Treatments for CEAS have not yet been established to date. CEAS treatments such as 5-aminosalicylic acid (5-ASA), corticosteroids, azathioprine, and anti-TNF-α antibodies are frequently ineffective (14). These medications have been proposed in the IBD guidelines, suggesting that CEAS and IBD may have different etiologies and should therefore be distinguished. CEAS frequently requires surgery unless early intervention by immunomodulatory and/or anti-TNF-α antibody therapies is found to be effective. 5-ASA was partially effective in our case, because mesalazine 3,000 mg was started in 201X+1/1, and TP was improved in 201X+1/2; therefore, the improvement in TP by mesalazine took approximately 4 weeks in the initial phase. We surmise that mesalazine is an anti-inflammatory agent that improved the enteric mucosal permeability, thus leading to a reduction of protein loss from the gut and an increase in blood TP. However, once relapse occurs, these medications may be added if they were once effective to control this disease.

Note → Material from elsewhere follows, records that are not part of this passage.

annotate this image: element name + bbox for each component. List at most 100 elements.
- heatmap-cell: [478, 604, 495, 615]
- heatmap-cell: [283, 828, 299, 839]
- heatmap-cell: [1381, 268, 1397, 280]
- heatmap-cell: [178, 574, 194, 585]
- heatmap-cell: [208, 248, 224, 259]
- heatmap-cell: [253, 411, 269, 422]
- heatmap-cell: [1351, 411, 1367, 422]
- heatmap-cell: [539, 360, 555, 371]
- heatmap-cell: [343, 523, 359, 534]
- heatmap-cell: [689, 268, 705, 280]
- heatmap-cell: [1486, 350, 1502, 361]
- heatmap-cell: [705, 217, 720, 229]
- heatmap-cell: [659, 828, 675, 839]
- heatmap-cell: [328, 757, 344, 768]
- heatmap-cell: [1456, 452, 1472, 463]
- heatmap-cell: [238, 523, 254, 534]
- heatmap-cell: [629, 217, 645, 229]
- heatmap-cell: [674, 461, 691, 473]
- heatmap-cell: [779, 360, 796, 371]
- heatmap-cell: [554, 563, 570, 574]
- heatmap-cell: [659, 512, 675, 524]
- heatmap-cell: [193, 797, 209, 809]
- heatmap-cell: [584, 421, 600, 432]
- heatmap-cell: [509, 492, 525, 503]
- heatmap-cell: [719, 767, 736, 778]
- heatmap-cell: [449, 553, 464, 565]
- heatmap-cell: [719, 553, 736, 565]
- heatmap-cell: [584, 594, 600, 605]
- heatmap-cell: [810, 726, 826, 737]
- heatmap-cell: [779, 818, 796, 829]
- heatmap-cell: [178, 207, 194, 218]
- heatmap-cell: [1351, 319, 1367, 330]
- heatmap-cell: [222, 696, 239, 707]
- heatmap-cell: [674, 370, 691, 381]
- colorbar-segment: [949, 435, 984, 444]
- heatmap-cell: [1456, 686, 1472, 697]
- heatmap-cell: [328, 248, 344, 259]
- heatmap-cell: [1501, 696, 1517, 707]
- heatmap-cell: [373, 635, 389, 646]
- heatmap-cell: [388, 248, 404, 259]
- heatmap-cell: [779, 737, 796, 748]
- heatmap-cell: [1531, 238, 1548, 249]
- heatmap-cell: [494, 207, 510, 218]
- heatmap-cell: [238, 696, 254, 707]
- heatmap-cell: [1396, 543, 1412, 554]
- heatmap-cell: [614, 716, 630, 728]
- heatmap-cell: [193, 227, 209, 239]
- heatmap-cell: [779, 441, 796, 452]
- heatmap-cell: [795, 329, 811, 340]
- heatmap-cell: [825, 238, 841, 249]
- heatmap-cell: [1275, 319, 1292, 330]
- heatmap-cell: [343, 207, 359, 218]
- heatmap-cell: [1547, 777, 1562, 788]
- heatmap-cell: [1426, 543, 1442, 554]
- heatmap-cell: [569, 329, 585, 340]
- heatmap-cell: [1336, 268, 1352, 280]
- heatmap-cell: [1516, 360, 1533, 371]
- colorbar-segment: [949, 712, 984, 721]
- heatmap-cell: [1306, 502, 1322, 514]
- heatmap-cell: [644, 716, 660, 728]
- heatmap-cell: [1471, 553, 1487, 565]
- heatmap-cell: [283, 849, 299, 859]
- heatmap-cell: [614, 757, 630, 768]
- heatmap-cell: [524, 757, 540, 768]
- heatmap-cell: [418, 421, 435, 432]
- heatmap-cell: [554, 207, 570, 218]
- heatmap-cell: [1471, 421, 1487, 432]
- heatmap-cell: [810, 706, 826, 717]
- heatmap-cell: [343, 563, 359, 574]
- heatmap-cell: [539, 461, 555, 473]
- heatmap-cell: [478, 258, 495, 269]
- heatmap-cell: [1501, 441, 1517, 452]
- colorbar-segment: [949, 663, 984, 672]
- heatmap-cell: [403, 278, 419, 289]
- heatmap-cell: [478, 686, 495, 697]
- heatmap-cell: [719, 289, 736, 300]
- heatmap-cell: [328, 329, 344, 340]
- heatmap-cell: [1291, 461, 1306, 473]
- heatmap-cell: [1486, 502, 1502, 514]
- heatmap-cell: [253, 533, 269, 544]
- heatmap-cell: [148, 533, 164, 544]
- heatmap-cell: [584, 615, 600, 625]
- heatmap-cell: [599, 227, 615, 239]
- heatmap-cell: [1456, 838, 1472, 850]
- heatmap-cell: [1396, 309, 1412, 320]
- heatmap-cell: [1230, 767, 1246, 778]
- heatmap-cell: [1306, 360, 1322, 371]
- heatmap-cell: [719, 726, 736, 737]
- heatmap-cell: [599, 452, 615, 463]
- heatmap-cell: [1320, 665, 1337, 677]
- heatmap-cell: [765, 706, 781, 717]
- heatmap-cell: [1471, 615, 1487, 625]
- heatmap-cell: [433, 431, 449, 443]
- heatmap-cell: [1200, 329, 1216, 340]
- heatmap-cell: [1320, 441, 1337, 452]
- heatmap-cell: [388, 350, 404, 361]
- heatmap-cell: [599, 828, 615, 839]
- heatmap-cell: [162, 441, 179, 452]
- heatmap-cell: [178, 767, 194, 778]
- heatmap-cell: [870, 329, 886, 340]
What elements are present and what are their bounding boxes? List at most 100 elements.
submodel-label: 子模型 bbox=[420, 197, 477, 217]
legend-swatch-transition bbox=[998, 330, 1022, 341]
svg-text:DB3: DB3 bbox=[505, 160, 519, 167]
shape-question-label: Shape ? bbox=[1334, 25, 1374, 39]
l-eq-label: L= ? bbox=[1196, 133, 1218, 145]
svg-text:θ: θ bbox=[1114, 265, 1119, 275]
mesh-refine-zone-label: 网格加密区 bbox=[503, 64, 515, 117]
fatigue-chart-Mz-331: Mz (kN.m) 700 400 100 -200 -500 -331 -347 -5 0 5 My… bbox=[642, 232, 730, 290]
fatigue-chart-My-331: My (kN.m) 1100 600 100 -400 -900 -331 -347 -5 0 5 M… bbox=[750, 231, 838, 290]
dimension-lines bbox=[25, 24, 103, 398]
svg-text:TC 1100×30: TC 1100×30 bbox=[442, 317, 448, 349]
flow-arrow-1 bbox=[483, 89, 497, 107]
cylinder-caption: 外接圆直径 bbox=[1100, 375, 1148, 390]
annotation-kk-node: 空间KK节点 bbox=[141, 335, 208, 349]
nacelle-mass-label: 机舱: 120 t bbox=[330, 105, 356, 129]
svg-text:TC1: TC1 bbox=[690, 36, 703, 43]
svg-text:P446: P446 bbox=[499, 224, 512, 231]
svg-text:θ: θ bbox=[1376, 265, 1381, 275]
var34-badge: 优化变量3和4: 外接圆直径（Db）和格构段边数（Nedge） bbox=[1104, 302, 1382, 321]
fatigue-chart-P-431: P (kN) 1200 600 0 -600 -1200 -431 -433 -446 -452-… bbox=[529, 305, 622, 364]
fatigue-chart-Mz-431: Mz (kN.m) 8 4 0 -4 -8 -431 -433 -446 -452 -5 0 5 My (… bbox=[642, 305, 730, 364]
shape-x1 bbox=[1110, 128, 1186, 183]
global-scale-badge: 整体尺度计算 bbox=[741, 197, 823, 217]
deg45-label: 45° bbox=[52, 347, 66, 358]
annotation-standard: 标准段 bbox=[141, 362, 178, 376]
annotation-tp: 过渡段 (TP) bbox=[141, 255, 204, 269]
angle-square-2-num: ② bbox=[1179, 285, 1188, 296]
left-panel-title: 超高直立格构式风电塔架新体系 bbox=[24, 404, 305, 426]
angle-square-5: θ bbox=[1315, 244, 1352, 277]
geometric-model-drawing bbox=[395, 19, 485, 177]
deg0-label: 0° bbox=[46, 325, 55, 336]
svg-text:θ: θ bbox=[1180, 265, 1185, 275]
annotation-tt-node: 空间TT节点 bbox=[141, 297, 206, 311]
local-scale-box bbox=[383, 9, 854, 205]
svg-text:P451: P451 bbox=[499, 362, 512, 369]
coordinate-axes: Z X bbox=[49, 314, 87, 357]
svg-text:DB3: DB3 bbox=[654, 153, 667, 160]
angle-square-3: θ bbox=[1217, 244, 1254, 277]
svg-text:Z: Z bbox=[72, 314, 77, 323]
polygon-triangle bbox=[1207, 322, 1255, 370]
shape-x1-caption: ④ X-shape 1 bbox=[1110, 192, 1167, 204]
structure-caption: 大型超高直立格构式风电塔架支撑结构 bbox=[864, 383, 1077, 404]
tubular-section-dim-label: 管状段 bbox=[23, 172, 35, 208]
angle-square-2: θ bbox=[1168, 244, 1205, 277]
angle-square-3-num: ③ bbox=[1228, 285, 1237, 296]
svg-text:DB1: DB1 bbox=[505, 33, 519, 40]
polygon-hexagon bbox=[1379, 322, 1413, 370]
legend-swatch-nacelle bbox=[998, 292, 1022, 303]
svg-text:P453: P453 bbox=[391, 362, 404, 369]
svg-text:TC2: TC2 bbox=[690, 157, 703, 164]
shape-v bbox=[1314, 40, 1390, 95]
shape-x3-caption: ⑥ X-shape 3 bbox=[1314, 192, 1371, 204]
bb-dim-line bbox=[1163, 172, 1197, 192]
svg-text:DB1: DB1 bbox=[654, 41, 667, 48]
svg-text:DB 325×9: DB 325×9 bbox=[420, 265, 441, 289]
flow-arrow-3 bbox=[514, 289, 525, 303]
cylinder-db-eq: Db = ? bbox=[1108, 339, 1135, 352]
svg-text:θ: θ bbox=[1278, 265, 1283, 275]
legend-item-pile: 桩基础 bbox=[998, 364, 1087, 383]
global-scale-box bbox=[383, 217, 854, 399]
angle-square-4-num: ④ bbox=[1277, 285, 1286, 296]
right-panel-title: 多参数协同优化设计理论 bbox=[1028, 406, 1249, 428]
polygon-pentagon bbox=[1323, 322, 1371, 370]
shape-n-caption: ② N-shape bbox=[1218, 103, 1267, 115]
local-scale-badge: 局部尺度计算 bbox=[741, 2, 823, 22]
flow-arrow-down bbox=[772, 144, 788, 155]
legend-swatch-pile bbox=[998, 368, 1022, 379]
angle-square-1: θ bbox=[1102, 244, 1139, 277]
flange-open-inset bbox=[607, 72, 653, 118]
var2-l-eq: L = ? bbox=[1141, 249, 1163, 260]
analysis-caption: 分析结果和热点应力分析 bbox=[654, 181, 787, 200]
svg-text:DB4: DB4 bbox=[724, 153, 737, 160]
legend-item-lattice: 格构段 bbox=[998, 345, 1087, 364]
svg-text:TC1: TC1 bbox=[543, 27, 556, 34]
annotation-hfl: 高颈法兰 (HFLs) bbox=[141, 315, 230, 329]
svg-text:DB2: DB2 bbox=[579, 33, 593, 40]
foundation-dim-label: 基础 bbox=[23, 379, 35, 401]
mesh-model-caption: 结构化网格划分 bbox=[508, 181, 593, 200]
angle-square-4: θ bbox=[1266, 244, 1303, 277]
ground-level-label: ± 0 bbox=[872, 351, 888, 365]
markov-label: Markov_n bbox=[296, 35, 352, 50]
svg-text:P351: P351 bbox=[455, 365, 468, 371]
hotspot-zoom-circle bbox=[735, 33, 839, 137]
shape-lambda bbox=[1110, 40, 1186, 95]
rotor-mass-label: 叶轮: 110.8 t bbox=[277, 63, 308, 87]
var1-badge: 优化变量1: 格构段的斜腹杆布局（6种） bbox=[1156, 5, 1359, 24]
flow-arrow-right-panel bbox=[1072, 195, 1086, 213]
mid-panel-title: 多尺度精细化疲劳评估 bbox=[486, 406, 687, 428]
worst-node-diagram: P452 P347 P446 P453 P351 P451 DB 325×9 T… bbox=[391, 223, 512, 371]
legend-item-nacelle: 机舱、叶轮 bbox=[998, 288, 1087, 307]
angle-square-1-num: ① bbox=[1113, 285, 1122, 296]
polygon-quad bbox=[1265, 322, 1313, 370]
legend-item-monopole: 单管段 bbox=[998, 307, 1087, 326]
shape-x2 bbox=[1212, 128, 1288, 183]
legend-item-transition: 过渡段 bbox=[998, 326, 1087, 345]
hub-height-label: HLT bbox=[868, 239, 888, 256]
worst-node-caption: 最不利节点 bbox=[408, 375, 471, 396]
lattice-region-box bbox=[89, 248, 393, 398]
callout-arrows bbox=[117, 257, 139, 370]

The main limitation associated with this study are that we only describe one case of CEAS with pachydermoperiostosis treated with 5-ASA. A similar case in Korea has been reported by Eda et al (14).

Conclusion

We herein described a male patient with CEAS and pachydermoperiostosis, who was treated with 5-ASA. CEAS should be listed in the differential diagnosis for small intestinal ulcers. Furthermore, a randomized, prospective, and large-population study is required to establish the diagnostic and treatment guidelines for CEAS depending upon the clinical features or gene mutations.

The authors state that they have no Conflict of Interest (COI).